In unserer Serie #photography2050 entwerfen Kurator*innen, Künstler*innen und Autor*innen ihre persönliche Zukunftsvision der Fotografie: Wir schreiben das Jahr 2050 – wie relevant wird das Medium Fotografie dann noch sein? Wie sieht das Foto der Zukunft aus? VON MAGNUS PÖLCHER

8. Januar 2019


»On October 1st I was flying from Paris to Barcelona, and I luckily managed to get a window seat on an early afternoon flight where I was able to enjoy the spectacular compositions of the white clouds with bits and pieces of the blue Mediterranean underneath it. Scenes like that are normally very seductive for me to constantly turn on my phone and capture many photos without thinking much about why am I taking this amount of pictures of generic scenes from the plane, but this time I witnessed the hands of the fellow passenger sitting on the window seat in front of me turning the camera of her/his phone on to capture images and videos of the view we (unintentionally) share together from our window seats. At this moment I realized that photography is not a medium for me anymore, it became now an act, a social and technological behavior, performative and transformative.

We take images because we feel the urge of using the technological pieces we all have in our pockets, and we feel the urge of doing the act of photographing whatever happening around us. So now the composition that consists of the hands and the phone of my fellow passenger with the image of the clouds on the screen, a few moments before being captured became more interesting for me than whatever composition I will try to take from that window next to me by my phone.

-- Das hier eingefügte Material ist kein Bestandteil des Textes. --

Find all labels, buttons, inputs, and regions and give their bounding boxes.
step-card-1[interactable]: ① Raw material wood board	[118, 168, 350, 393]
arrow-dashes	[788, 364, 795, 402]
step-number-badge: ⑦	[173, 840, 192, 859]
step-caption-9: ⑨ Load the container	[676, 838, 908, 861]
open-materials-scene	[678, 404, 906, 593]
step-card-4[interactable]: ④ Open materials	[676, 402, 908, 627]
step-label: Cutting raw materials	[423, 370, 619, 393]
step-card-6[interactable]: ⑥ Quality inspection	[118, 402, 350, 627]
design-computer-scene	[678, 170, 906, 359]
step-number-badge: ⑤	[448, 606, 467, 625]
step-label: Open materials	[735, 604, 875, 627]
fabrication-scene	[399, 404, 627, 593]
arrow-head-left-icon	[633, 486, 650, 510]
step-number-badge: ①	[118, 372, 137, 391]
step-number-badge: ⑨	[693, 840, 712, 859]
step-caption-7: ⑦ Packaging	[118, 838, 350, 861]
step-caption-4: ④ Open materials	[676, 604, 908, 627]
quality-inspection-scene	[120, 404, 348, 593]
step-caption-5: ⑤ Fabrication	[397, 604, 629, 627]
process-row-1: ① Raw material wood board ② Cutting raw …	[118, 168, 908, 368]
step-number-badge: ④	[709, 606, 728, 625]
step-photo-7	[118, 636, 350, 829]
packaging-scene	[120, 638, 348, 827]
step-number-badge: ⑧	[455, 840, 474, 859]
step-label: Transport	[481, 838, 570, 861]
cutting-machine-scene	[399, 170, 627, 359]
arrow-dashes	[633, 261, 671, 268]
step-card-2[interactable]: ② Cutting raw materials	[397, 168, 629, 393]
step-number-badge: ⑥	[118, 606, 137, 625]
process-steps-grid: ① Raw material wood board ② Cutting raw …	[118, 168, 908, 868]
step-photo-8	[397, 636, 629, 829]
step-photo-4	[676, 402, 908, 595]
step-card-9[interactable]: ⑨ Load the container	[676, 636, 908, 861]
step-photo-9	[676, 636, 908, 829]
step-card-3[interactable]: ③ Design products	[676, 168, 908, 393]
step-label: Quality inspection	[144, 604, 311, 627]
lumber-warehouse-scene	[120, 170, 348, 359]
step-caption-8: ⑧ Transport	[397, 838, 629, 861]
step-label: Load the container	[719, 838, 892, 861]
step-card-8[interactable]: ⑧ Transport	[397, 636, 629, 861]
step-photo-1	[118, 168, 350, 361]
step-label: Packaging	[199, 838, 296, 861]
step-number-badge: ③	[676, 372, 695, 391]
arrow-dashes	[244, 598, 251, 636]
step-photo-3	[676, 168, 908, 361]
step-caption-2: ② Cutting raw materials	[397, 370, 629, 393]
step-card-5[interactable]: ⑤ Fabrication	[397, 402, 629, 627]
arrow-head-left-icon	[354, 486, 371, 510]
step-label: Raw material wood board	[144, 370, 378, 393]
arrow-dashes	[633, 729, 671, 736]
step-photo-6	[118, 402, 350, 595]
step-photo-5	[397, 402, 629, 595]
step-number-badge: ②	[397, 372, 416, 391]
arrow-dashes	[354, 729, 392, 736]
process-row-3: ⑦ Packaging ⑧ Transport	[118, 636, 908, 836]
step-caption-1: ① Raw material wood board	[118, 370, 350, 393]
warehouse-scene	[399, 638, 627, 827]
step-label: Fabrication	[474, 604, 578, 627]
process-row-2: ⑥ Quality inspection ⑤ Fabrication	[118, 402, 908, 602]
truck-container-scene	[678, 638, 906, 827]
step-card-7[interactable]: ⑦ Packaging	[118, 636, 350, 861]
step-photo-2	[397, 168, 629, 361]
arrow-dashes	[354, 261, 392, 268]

I think in the future, photography will fade out into a super immaterial and normalized act that is as important as breathing and seeing, and this will happen as fast as technology will allow it to happen in 2050, and based on what we have in our pockets now, we know that the radical future is coming very soon.«

Mahmoud Khaled (b. 1982) studierte Bildende Kunst an der Alexandria University in Ägypten und an der Trondheim University in Norwegen. Sein Werk umfasst Video, Fotografie, Skulptur, Installation, Sound und Text. Seine Arbeiten wurden in zahlreichen internationalen Einzel- und Gruppenausstellungen gezeigt.